Özgürlük ise öz irade ile seçim yapma, irade beyanında bulunma, tercihini görünür kılma demektir. Milyonlarca seçmenin aracı kullanmadan yapacakları bir irade beyanı muazzam bir etki yaratır. Bu şekilde yapılacak bir seçim, seçimde bulunan güçlerin mücadele düzeylerini, hakikat arayışlarını, demokratik kimliklerini ve kaostan çıkışın düzeylerini belirler. Kriz ve kaosun yoğun olduğu dönemlerde böyle seçimleri gerçekleştirmek güçlü tercihlerde bulunmak anlamına geliyor.
Yerel seçimler yaklaşırken DEM partisi yüzbinleri yüz yüze getirerek, temas ettirerek, temsili kaldırarak, doğrudan seçim yapmaktadır.
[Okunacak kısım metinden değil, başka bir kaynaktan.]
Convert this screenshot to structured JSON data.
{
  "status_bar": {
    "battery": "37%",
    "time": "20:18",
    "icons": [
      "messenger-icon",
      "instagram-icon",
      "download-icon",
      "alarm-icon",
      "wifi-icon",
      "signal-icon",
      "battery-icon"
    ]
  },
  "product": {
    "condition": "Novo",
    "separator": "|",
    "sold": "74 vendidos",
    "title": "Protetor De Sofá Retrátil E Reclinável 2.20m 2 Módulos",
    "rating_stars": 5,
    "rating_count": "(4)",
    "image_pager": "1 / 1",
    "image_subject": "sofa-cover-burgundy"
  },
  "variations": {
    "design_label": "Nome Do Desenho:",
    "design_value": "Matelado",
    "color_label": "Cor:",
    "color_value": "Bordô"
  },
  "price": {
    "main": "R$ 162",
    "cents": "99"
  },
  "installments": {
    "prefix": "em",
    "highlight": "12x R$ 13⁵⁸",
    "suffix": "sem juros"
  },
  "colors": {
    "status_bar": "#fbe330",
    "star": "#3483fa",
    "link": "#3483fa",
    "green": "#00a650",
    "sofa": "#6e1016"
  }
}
Yoğun tartışmalar, konferanslar, öneriler, kararlar sonrasında ortaya konulan sandıkta güvenlik sorunu oluşmadı. Silahların gölgesinde ön seçim yapılmadı. Kimse parmağına mürekkep sürmedi. Televizyonlarda propaganda yapmadılar. Milyon dolar para harcamadılar. Herkes herkesi gördu, dokundu, dinledi. Her kesin iradesi karşılık buldu.
Şu Kürtler var ya şu Kürtler! Kart kurt sesinden meydana gelen Kürtler. Komünter raporlarında feodal, gerici aşiretci olarak kayda geçen Kürtler! Okuma yazma bilmeyen, bir dönemler seçim pusulasındaki partilerinin yerini ip ile ölçen Kürtler! Bütün dünyaya demokrasi dersi veriyorlar. Kürtler, daha fazla demokrasi, daha fazla komünalite, daha fazla toplum; daha fazla toplum ise daha az iktidardır tespitini yaparak tarihe iz bırakıyorlar.